According to the pressure regulating reservoir disclosed in JP2006-151362A, the shaft 101, which is press-fitted into the piston 100, is upwardly pushed in FIG. 12 by an elastic force generated by a spring 109 while a normal brake operation is performed (e.g. while a brake hydraulic pressure control such as an anti-skid control (ABS control) and the like is not executed). Accordingly, the ball valve 106 is disengaged from the valve seat 102, thereby establishing a valve opened state. When the brake hydraulic pressure control is executed subsequently and a predetermined amount of a brake fluid flows into the reservoir chamber 104, the shaft 101 is downwardly displaced in FIG. 12 together with the piston 100, therefore, the ball valve 106 contacts the valve seat 102. Accordingly, the brake fluid may be prevented from flowing into the reservoir chamber 104 in order to prevent the piston 100 from reaching a bottom dead point (i.e. a bottom end point in a distance where the piston 100 is displaceable).

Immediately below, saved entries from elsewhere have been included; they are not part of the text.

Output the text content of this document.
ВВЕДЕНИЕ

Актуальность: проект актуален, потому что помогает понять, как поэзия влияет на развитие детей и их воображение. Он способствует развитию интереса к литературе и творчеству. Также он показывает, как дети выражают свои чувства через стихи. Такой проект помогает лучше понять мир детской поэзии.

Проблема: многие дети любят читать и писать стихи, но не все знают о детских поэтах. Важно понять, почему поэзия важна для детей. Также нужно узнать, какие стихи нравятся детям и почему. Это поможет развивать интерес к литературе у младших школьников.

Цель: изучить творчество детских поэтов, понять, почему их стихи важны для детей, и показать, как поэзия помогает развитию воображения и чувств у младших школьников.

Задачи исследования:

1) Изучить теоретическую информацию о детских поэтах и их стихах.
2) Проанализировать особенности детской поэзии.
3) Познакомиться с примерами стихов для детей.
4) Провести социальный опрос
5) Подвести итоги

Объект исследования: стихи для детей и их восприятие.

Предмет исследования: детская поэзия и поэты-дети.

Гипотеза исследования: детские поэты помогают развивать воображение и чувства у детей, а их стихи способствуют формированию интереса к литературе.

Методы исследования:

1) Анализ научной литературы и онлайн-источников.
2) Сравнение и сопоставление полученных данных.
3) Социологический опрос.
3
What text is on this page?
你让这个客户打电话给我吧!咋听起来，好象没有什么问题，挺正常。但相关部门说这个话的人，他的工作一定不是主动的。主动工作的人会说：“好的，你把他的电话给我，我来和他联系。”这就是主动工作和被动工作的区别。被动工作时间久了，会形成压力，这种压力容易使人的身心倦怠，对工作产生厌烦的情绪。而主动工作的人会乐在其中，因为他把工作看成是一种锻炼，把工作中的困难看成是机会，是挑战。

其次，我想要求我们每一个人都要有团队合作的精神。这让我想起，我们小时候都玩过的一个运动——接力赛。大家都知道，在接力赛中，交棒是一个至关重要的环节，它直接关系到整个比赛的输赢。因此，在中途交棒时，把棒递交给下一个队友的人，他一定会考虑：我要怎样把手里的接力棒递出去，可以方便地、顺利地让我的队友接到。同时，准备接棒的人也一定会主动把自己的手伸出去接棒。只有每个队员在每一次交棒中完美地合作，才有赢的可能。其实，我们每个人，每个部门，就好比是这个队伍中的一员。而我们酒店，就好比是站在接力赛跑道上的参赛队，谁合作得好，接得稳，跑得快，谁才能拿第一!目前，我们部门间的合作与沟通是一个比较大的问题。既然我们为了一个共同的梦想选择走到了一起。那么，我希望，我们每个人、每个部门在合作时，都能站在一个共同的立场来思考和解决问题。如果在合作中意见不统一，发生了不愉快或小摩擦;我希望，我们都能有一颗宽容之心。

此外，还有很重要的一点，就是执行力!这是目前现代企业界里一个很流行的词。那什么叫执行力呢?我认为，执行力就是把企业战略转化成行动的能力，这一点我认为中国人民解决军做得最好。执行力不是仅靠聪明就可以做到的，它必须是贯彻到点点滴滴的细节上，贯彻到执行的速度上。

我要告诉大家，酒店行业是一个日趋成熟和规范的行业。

However, according to the pressure regulating reservoir disclosed in JP2006-151362A, when a brake hydraulic pressure is applied to a reservoir port 108, i.e. an upper portion of the pressure regulating reservoir relative to the valve seat 102 in FIG. 12, the shaft 101, which contacts the ball valve 106, and the piston 100 are pushed down, so that the pressure regulating reservoir turns to be in a valve closed state from the valve opened state. Therefore, generally, a certain amount of the brake fluid needs to be applied to the pressure regulating reservoir in order to turn the pressure regulating reservoir to be in the valve closed state when the brake operation is performed, while the brake fluid is also supplied to wheel cylinders. Therefore, a brake feeling may deteriorate because the brake fluid is also supplied to the pressure regulating reservoir in addition to the wheel cylinders.
Disclosed in JP2008-7080A is a pressure regulating reservoir, which is configured as a normally closed valve, in order to prevent a brake fluid from flowing into a reservoir chamber from a master cylinder when a brake operation is started, while ensuring a pressure regulating function of the pressure regulating reservoir.
Generally, there exists a need for reducing a deterioration of the brake feeling, which is caused because the brake fluids is also used at the pressure regulating reservoir, and for improving a responsiveness of the brake hydraulic pressure control.
For example, referring to FIG. 12, a balance between the brake hydraulic pressure and an internal pressure of the reservoir chamber 104 (which will be hereinafter referred to as a reservoir internal pressure) is determined on the basis of a relationship between a force for pressing down the piston 100 together with the shaft 101 (i.e. a seat diameter (an internal diameter of the valve seat 102)* the brake hydraulic pressure) and a force for pressing up the piston 100 together with the shaft 101 (i.e. the reservoir internal pressure (which corresponds to an intake negative pressure generated by a pump)* a piston diameter). In order to turn the pressure regulating reservoir to be in the valve opened state while the normal barking operation is performed, a relationship “reservoir internal pressure*piston diameter>seat diameter*brake hydraulic pressure” needs to be satisfied. Therefore, the seat diameter is limited to be enlarged. However, in order to flow the brake fluid into the reservoir chamber 104 by a suction of the pump so that the ball valve 106 and the valve seat 102 are pushed up to a point where the lifting degree of the ball valve 106 and the seat valve 102 of the pressure regulating reservoir reaches the maximum (i.e. a valve fully-opened state), an intake diameter of the pressure regulating reservoir needs to be enlarged. Furthermore, in order to improve the responsiveness of the brake hydraulic pressure control especially when the brake operation is performed under a cold temperature circumstance such as a circumstance where viscosity of the brake fluid increases, a size of the pressure regulating reservoir needs to be enlarged.
A need thus exists to provide a pressure regulating reservoir which is not susceptible to the drawback mentioned above.